Komisi Perlindungan Anak Indonesia (KPAI) menyarankan agar program makan bergizi gratis dihentikan sementara setelah banyak kasus keracunan yang melibatkan anak-anak sekolah. Hal ini menjadi perhatian serius setelah ribuan anak dilaporkan mengalami gejala keracunan makanan setelah mengonsumsi menu yang disediakan dalam program tersebut.
Wakil Ketua KPAI, Jasra Putra, menekankan bahwa pertahanan tubuh anak-anak jauh lebih rentan dibandingkan orang dewasa. Dalam penjelasannya, ia menyebutkan bahwa satu kasus keracunan anak sudah cukup menjadi alasan bagi pemerintah untuk melakukan evaluasi menyeluruh terhadap program ini.
“Pemerintah perlu menghentikan sementara program ini hingga instrumen panduan dan pengawasan yang sudah disusun benar-benar diterapkan,” ungkap Jasra dalam pernyataan yang diterima. Dengan kondisi yang ada, sangat penting untuk menjamin keamanan makanan yang diberikan kepada anak-anak.
Pentingnya Evaluasi Program Makan Bergizi Gratis
Program makan bergizi gratis telah menjadi salah satu inisiatif untuk meningkatkan kesehatan dan nutrisi anak-anak di Indonesia. Namun, meningkatnya kasus keracunan menunjukkan bahwa ada yang tidak berfungsi dengan baik dalam pelaksanaan program ini. KPAI meminta tindak lanjut yang serius agar kejadian serupa tidak terulang lagi.
Jasra mencatat bahwa beberapa daerah telah melaporkan kasus keracunan, dari Lamongan hingga Tasikmalaya. Situasi ini menimbulkan kekhawatiran yang mendalam tentang keamanan makanan yang disediakan di sekolah-sekolah.
Dalam konteks ini, edukasi terkait gizi dan keamanan makanan juga menjadi hal yang sangat penting bagi para pelajar.

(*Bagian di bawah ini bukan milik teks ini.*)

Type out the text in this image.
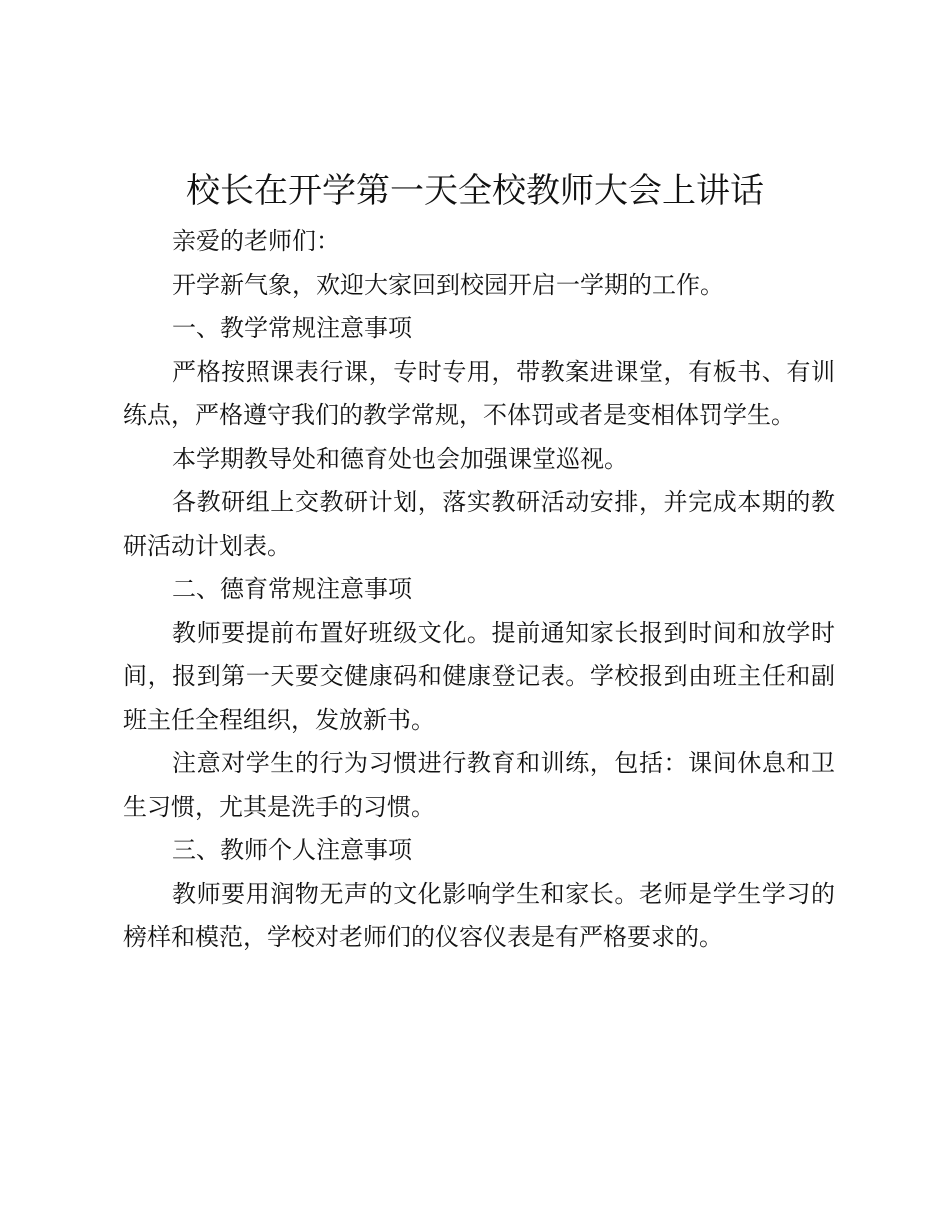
校长在开学第一天全校教师大会上讲话

亲爱的老师们：

开学新气象，欢迎大家回到校园开启一学期的工作。

一、教学常规注意事项

严格按照课表行课，专时专用，带教案进课堂，有板书、有训练点，严格遵守我们的教学常规，不体罚或者是变相体罚学生。

本学期教导处和德育处也会加强课堂巡视。

各教研组上交教研计划，落实教研活动安排，并完成本期的教研活动计划表。

二、德育常规注意事项

教师要提前布置好班级文化。提前通知家长报到时间和放学时间，报到第一天要交健康码和健康登记表。学校报到由班主任和副班主任全程组织，发放新书。

注意对学生的行为习惯进行教育和训练，包括：课间休息和卫生习惯，尤其是洗手的习惯。

三、教师个人注意事项

教师要用润物无声的文化影响学生和家长。老师是学生学习的榜样和模范，学校对老师们的仪容仪表是有严格要求的。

Mereka perlu memahami risiko yang dapat ditimbulkan oleh makanan yang tidak sehat dan tidak bergizi.
Usulan Pengelolaan oleh Sekolah
Di tengah perdebatan mengenai program ini, Wakil Ketua Komisi IX DPR, Yahya Zaini, mengusulkan agar pengelolaan makanan bergizi gratis mulai diserahkan kepada pihak sekolah. Menurutnya, hal ini dapat meningkatkan kualitas dan keamanan makanan yang disajikan.
Yahya menyatakan bahwa jika sekolah diberi kewenangan lebih besar dalam mengelola makanan, maka makanan yang disajikan akan lebih higienis dan sesuai dengan preferensi anak-anak. Hal ini menjadi penting mengingat anak-anak adalah kelompok yang sangat rentan terhadap penyakit akibat makanan.
Dengan perubahan ini, diharapkan sekolah bisa bekerja sama dengan komite sekolah untuk merancang menu yang lebih sehat dan sesuai standar keamanan. Prioritas utama adalah memastikan bahwa setiap anak mendapatkan makanan yang tidak hanya bergizi tetapi juga aman untuk dikonsumsi.
Anggaran dan Transparansi Pengelolaan
Yahya juga mengungkapkan keprihatinannya terhadap rendahnya serapan anggaran untuk program makan bergizi ini. Realisasi anggaran yang baru mencapai 18,6 persen dari total alokasi menunjukkan adanya ketidaksesuaian antara rencana pemerintah dan pelaksanaan di lapangan.
Berdasarkan data, meskipun program ini berjalan di 38 provinsi dan melibatkan 22 juta penerima manfaat, informasi mengenai efektivitas dan keberhasilan program ini masih minim. Hal ini menimbulkan pertanyaan tentang transparansi dan akuntabilitas pengelolaan anggaran tersebut.
Dia menekankan perlunya mekanisme pelaporan yang lebih baik agar seluruh transaksi dan penggunaan dana terkait program makan bergizi dapat dipantau dengan jelas oleh publik. Terbuka untuk pengaduan publik juga dapat membantu mendeteksi masalah lebih awal sebelum menjadi krisis.